Does embarking on a journey to pursue the study and practice of medicine require such a huge sacrifice that we need to forsake everything else? There are many examples of both extremes but I think it is about what you really want in life and the trade-offs that you are willing to accept. Take for example a friend of mine, who got so tired of the medical scene in Singapore, he emigrated to Canada and worked as a factory worker in an assembly plant. He sells bakkwa as a side business. But medicine is still his calling and in his blood. He ended up taking the local medical examinations there and passed it. He is now working as a GP in a Canadian Chinatown and is more matured in the way he handles similar medical practice issues that he used to face in Singapore. I suppose this is an example of a growing up process faced by a fraternity member.
We have numerous female doctors who are able to strike a balance between serving as a wife and mother, and working as a medical doctor. I am sure they have to make sacrifices but they are able to come to terms with their decisions.
Sustaining our passion
I previously aspired to be a paediatrician and even sat for my MRCP entrance examinations. After passing that, I left the service to join the pharmaceutical sector to gain exposure to the corporate world. After five years of jet setting, I stopped as I dearly missed clinical work. I then worked as a part-time locum, but that did not satisfy my calling as I needed to feel ownership of my patients.
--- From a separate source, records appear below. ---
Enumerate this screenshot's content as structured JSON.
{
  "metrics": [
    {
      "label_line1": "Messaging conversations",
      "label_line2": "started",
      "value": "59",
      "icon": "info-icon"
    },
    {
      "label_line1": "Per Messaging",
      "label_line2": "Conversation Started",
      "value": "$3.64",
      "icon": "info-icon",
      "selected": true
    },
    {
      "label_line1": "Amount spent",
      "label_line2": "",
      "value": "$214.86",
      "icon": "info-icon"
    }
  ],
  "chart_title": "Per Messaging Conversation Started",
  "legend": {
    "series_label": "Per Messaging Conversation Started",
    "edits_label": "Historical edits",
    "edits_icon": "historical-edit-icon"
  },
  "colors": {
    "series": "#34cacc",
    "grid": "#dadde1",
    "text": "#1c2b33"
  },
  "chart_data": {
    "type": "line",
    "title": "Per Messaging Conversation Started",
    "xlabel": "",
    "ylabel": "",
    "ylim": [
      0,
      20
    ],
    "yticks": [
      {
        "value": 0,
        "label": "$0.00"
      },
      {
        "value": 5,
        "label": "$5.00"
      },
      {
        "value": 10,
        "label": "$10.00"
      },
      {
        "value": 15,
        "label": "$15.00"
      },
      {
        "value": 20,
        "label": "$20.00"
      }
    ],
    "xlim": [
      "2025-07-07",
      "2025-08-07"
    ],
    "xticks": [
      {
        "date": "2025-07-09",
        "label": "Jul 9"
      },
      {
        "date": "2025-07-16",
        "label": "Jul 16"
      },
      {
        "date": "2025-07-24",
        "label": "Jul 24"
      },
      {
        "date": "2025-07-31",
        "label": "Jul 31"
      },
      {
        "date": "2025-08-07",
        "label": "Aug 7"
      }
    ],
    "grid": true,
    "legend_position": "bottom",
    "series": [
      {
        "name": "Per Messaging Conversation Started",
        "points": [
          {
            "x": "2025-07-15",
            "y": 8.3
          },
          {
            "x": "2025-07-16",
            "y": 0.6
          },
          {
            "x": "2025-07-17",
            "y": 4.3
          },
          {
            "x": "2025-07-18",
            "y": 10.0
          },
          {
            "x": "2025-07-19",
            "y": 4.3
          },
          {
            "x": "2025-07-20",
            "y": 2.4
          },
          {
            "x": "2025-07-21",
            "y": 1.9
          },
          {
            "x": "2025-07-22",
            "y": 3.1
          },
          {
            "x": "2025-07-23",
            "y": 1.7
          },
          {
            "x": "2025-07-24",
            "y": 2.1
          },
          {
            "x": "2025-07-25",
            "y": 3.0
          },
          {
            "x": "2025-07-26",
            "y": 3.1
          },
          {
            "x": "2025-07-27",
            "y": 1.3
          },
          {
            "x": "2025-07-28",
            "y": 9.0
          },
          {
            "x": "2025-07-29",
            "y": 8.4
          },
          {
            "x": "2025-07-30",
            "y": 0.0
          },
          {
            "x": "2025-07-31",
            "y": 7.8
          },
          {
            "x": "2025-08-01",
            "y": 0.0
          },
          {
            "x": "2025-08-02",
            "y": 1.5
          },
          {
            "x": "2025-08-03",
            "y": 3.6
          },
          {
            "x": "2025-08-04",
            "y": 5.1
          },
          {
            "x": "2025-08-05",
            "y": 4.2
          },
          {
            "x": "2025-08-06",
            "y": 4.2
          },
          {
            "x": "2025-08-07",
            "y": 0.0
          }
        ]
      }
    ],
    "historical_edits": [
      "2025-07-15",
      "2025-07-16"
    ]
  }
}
Now, after more than twenty years of running my own private practice and trying out all sorts of schemes run by private entities and the Ministry of Health, and the restructured hospital system that GPs in Singapore get exposed to over the years, I still feel the adrenaline rush when solving challenging problems for my friends and patients. Will this passion and longing die out in the years to come? Will I end up like those who burn out and no longer find clinical work exciting?
One of the reasons that we end up in this state is that when we were younger, we felt that we should push ourselves hard because we believed that we will become more resilient with time.
Will we regret when we fall and can no longer look after our patients? As doctors, we need to look after ourselves so that we can do our best for our patients. Will patients be forgiving when we slip up due to tight work schedules or insufficient sleep or when we are fatigued? Or will patients prefer that we love ourselves so that we are in better shapes to take care of their medical problems?
We also need to extend collegiality to our fellow brothers and sisters in the profession. We are one big family and yet we are guilty of pointing fingers when things go wrong. We need to inculcate a positive spirit so that we can groom future generations of doctors with the right values and in the right manner. After all, we need to have a good succession plan so that we can be better taken care of when we grow older and become patients ourselves.
At the end of the day, for some of us, when we hang up our stethoscope and seek what we have been yearning for all along – that is our real passion in life – only then will we be truly happy until we grow old and fade away.
Till death do you part, but for me, I see medicine riding with me as I gradually disappear into the sunset.